How to Identify, Specify, and Realize Services for your SOA (Part II)
02/21/2005
By Ali Arsanjani, Ph.D., Chief Architect, SOA and Web Services Center of Excellence, IBM
An abstract view of SOA depicts it as a partially layered architecture of composite services that align with business processes. Figure 3 depicts a representation of this type of architecture.
The relationship between services and components is that enterprise-scale components (large-grained enterprise or business line components) realize the services and are responsible for providing their functionality and maintaining their quality of service. Business process flows can be supported by a choreography of these exposed services into composite applications. An integration architecture supports the routing, mediation, and translation of these services, components, and flows using an Enterprise Service Bus (ESB). The deployed services must be monitored and managed for quality of service and adherence to non-functional requirements.
Figure 3: The layers of a SOA
For each of these layers, you must make design and architectural decisions. Therefore, to help document your SOA, you might want to create a document consisting of sections that correspond to each of the layers.
Here is a template for your SOA architecture document:
Now, let's describe each layer in greater detail and discuss the composition of each of these layers.

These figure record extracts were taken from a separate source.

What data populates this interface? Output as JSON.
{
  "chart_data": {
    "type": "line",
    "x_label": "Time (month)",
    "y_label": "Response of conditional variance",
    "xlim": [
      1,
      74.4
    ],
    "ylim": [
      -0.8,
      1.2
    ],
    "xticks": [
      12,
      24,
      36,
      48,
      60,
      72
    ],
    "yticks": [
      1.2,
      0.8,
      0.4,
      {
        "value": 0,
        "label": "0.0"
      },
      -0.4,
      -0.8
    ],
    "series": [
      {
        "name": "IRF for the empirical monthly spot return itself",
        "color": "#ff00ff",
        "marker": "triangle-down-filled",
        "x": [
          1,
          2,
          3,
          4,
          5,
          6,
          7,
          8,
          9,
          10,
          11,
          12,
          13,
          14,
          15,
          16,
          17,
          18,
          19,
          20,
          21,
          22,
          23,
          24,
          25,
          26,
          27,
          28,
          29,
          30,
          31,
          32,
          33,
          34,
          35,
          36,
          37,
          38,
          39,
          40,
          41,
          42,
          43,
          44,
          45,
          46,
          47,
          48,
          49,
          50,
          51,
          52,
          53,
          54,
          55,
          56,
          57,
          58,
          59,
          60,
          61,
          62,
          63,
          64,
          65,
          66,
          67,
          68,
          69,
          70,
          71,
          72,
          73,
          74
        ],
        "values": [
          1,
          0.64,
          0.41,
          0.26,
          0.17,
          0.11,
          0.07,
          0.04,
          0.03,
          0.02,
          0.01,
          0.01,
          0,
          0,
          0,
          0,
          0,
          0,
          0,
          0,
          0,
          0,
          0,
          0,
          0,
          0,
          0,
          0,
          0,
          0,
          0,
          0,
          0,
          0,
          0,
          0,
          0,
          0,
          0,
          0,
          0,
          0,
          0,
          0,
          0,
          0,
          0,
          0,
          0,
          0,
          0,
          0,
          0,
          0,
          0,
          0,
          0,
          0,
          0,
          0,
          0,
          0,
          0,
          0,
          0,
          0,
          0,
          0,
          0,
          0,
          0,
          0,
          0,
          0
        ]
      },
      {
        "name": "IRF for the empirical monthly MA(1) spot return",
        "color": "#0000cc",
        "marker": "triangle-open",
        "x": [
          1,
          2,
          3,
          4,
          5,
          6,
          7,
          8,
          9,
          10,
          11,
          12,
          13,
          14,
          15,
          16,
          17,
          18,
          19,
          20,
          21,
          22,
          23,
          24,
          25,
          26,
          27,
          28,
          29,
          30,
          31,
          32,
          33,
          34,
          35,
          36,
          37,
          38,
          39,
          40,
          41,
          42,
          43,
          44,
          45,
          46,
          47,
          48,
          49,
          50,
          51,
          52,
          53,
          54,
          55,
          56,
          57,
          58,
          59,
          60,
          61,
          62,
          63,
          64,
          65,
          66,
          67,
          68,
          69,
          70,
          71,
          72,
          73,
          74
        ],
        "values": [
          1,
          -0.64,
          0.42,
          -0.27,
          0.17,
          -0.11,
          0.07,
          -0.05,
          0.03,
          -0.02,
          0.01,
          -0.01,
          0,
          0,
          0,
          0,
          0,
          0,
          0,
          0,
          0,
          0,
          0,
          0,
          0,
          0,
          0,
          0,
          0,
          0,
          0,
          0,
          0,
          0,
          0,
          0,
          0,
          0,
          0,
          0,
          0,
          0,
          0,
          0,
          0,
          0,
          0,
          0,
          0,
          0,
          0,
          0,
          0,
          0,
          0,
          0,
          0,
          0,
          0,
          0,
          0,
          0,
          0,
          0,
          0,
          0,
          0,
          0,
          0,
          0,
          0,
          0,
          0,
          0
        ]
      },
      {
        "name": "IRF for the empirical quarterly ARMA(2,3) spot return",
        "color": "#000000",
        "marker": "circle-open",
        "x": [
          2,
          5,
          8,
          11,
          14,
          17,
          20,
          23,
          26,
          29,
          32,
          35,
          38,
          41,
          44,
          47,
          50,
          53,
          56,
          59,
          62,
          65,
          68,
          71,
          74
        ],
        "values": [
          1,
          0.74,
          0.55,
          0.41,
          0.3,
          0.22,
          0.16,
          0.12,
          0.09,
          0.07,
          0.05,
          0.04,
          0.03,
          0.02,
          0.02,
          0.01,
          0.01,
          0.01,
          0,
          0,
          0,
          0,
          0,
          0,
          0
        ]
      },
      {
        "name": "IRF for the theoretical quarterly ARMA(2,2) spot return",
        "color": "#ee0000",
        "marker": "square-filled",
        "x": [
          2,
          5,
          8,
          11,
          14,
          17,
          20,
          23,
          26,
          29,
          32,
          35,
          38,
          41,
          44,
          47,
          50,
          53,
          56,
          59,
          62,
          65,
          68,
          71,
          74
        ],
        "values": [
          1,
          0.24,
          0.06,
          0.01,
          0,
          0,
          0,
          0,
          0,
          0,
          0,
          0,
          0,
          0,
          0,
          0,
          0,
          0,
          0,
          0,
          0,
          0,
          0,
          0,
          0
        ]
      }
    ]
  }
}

Layer 1: Operational systems layer. This consists of existing custom built applications, otherwise called legacy systems, including existing CRM and ERP packaged applications, and older object-oriented system implementations, as well as business intelligence applications. The composite layered architecture of an SOA can leverage existing systems and integrate them using service-oriented integration techniques.
Layer 2: Enterprise components layer. This is the layer of enterprise components that are responsible for realizing functionality and maintaining the QoS of the exposed services. These special components are a managed, governed set of enterprise assets that are funded at the enterprise or the business unit level. As enterprise-scale assets, they are responsible for ensuring conformance to SLAs through the application of architectural best practices. This layer typically uses container-based technologies such as application servers to implement the components, workload management, high-availability, and load balancing.